Question

10gm of ice at 0 C is kept in a calorimeter of water equivalent 10gm. how much heat should be supplied to the apparatus to evaporate the water thus formed? ( neglect loss of heat )

Answer 1

this is ur required result

Answer 2

Hey friend, Harish here.

Here is your answer:

Given that:

10 gm of ice at 0°C is kept in calorimeter of water 10 gm.

To find,

The amount of heat that must be supplied.

Solution:

First we must calculate the energy needed for ice at 0°C to Convert into water at same temperature. 

So,  We know that,

$Q_{(ice - water)} = amount\ of\ ice \times L_{f}\ of \ water$

Here , L v - Latent Heat of Fusion of water = 80 cal/gm 

⇒  $Q_{(ice - water)} = 10 g \times 80\ cal/gm = 800 cal$

Now it has to convert from 0°C water to 100°C of water.

Then,

⇒ $Q_{(0-100)} = [Amount\ of \ Water + Equivalent\ of\ water](S) (T_{f} - T_{i})$

Here , S- Specific Heat of water = (1 cal /gm k) , And Change in temperature is (T f) - (T i)

Then,

⇒ $Q_{(0-100)} = (10+10)(1)(100) = 20 \times 100 = 2000\ cal.$

Now, From 100°C water to Vapor at same temperature. 

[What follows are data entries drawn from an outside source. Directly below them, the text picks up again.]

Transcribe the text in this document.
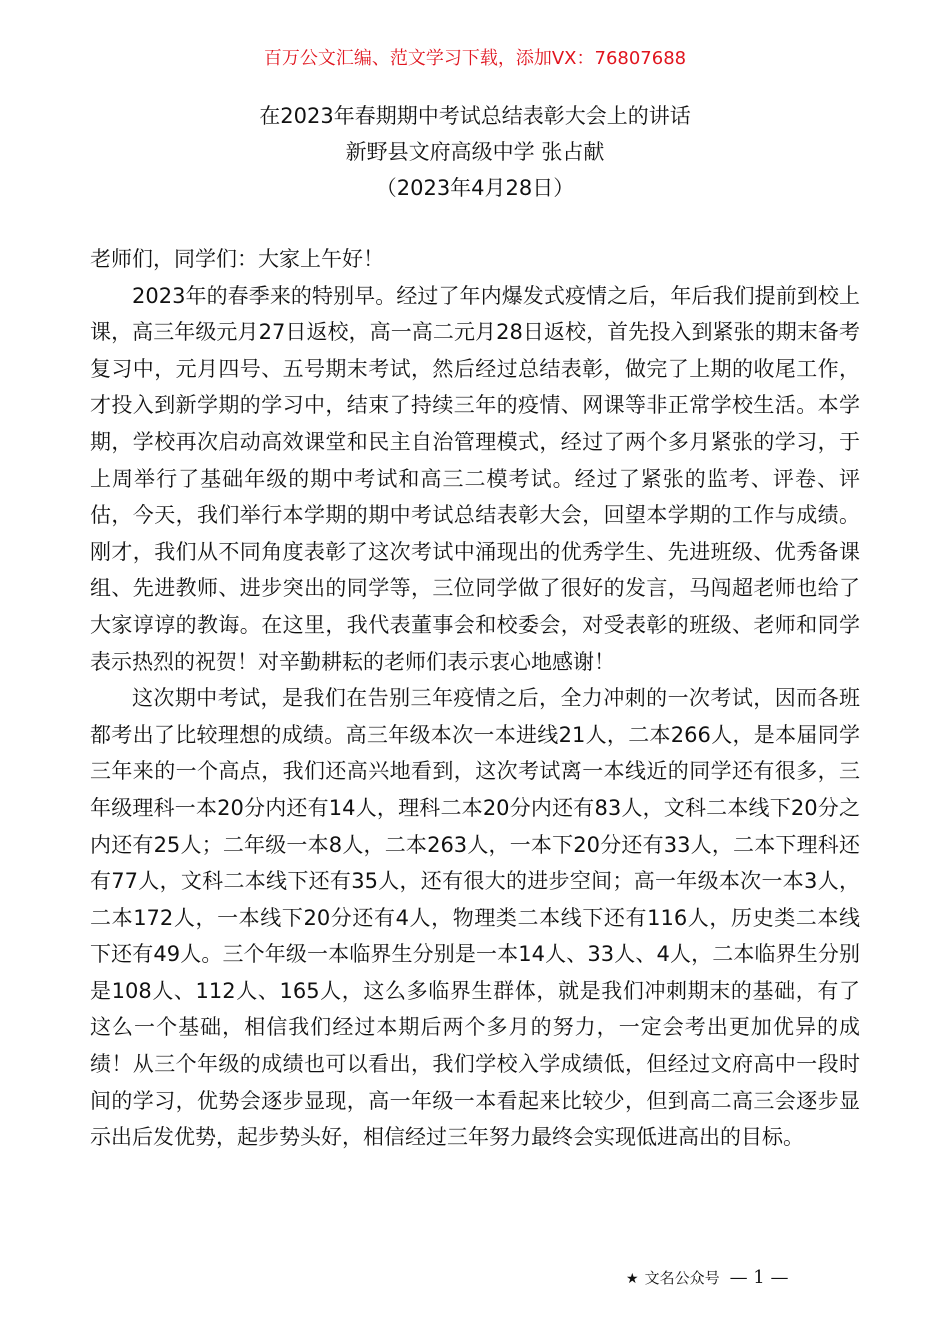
百万公文汇编、范文学习下载，添加VX：76807688
在2023年春期期中考试总结表彰大会上的讲话
新野县文府高级中学 张占献
（2023年4月28日）

老师们，同学们：大家上午好！

2023年的春季来的特别早。经过了年内爆发式疫情之后，年后我们提前到校上课，高三年级元月27日返校，高一高二元月28日返校，首先投入到紧张的期末备考复习中，元月四号、五号期末考试，然后经过总结表彰，做完了上期的收尾工作，才投入到新学期的学习中，结束了持续三年的疫情、网课等非正常学校生活。本学期，学校再次启动高效课堂和民主自治管理模式，经过了两个多月紧张的学习，于上周举行了基础年级的期中考试和高三二模考试。经过了紧张的监考、评卷、评估，今天，我们举行本学期的期中考试总结表彰大会，回望本学期的工作与成绩。刚才，我们从不同角度表彰了这次考试中涌现出的优秀学生、先进班级、优秀备课组、先进教师、进步突出的同学等，三位同学做了很好的发言，马闯超老师也给了大家谆谆的教诲。在这里，我代表董事会和校委会，对受表彰的班级、老师和同学表示热烈的祝贺！对辛勤耕耘的老师们表示衷心地感谢！

这次期中考试，是我们在告别三年疫情之后，全力冲刺的一次考试，因而各班都考出了比较理想的成绩。高三年级本次一本进线21人，二本266人，是本届同学三年来的一个高点，我们还高兴地看到，这次考试离一本线近的同学还有很多，三年级理科一本20分内还有14人，理科二本20分内还有83人，文科二本线下20分之内还有25人；二年级一本8人，二本263人，一本下20分还有33人，二本下理科还有77人，文科二本线下还有35人，还有很大的进步空间；高一年级本次一本3人，二本172人，一本线下20分还有4人，物理类二本线下还有116人，历史类二本线下还有49人。三个年级一本临界生分别是一本14人、33人、4人，二本临界生分别是108人、112人、165人，这么多临界生群体，就是我们冲刺期末的基础，有了这么一个基础，相信我们经过本期后两个多月的努力，一定会考出更加优异的成绩！从三个年级的成绩也可以看出，我们学校入学成绩低，但经过文府高中一段时间的学习，优势会逐步显现，高一年级一本看起来比较少，但到高二高三会逐步显示出后发优势，起步势头好，相信经过三年努力最终会实现低进高出的目标。

★ 文名公众号 — 1 —
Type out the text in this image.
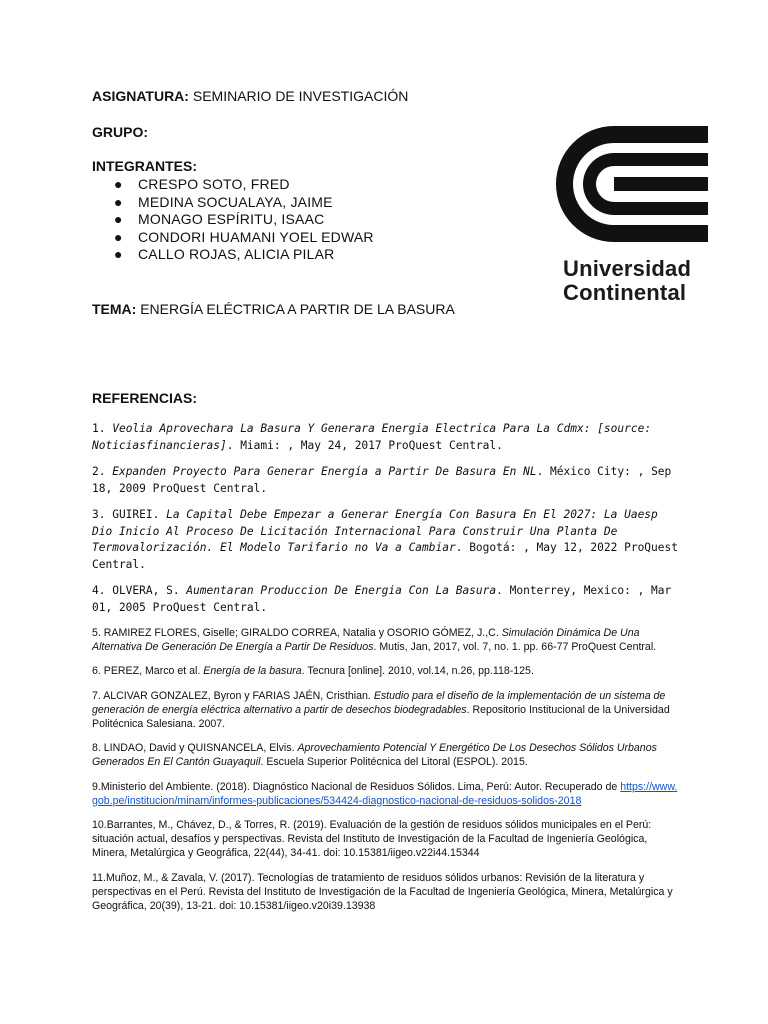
ASIGNATURA: SEMINARIO DE INVESTIGACIÓN
GRUPO:
INTEGRANTES:
● CRESPO SOTO, FRED
● MEDINA SOCUALAYA, JAIME
● MONAGO ESPÍRITU, ISAAC
● CONDORI HUAMANI YOEL EDWAR
● CALLO ROJAS, ALICIA PILAR
TEMA: ENERGÍA ELÉCTRICA A PARTIR DE LA BASURA
Universidad
Continental
REFERENCIAS:
1. Veolia Aprovechara La Basura Y Generara Energia Electrica Para La Cdmx: [source: Noticiasfinancieras]. Miami: , May 24, 2017 ProQuest Central.
2. Expanden Proyecto Para Generar Energía a Partir De Basura En NL. México City: , Sep 18, 2009 ProQuest Central.
3. GUIREI. La Capital Debe Empezar a Generar Energía Con Basura En El 2027: La Uaesp Dio Inicio Al Proceso De Licitación Internacional Para Construir Una Planta De Termovalorización. El Modelo Tarifario no Va a Cambiar. Bogotá: , May 12, 2022 ProQuest Central.
4. OLVERA, S. Aumentaran Produccion De Energia Con La Basura. Monterrey, Mexico: , Mar 01, 2005 ProQuest Central.
5. RAMIREZ FLORES, Giselle; GIRALDO CORREA, Natalia y OSORIO GÓMEZ, J.,C. Simulación Dinámica De Una Alternativa De Generación De Energía a Partir De Residuos. Mutis, Jan, 2017, vol. 7, no. 1. pp. 66-77 ProQuest Central.
6. PEREZ, Marco et al. Energía de la basura. Tecnura [online]. 2010, vol.14, n.26, pp.118-125.
7. ALCIVAR GONZALEZ, Byron y FARIAS JAÉN, Cristhian. Estudio para el diseño de la implementación de un sistema de generación de energía eléctrica alternativo a partir de desechos biodegradables. Repositorio Institucional de la Universidad Politécnica Salesiana. 2007.
8. LINDAO, David y QUISNANCELA, Elvis. Aprovechamiento Potencial Y Energético De Los Desechos Sólidos Urbanos Generados En El Cantón Guayaquil. Escuela Superior Politécnica del Litoral (ESPOL). 2015.
9.Ministerio del Ambiente. (2018). Diagnóstico Nacional de Residuos Sólidos. Lima, Perú: Autor. Recuperado de https://www.gob.pe/institucion/minam/informes-publicaciones/534424-diagnostico-nacional-de-residuos-solidos-2018
10.Barrantes, M., Chávez, D., & Torres, R. (2019). Evaluación de la gestión de residuos sólidos municipales en el Perú: situación actual, desafíos y perspectivas. Revista del Instituto de Investigación de la Facultad de Ingeniería Geológica, Minera, Metalúrgica y Geográfica, 22(44), 34-41. doi: 10.15381/iigeo.v22i44.15344
11.Muñoz, M., & Zavala, V. (2017). Tecnologías de tratamiento de residuos sólidos urbanos: Revisión de la literatura y perspectivas en el Perú. Revista del Instituto de Investigación de la Facultad de Ingeniería Geológica, Minera, Metalúrgica y Geográfica, 20(39), 13-21. doi: 10.15381/iigeo.v20i39.13938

$Q_{(Water-Vapour)} = (Amount\ of\ water)\times L_{v}$

Here Lv = 540 cal/gm.

⇒ $Q_{(Water-Vapour)}= 10 \times 540 = 5400\ cal$

Then,

⇒ $Total\ Heat\ needed = Sum\ of\ all\ energy\ used.$

⇒ $800+2000+5400 = 8200\ cal$

$\bold{Therefore\ total\ heat\ required\ is\ 8200\ cal}$
_____________________________________________________

Hope my answer is helpful to you.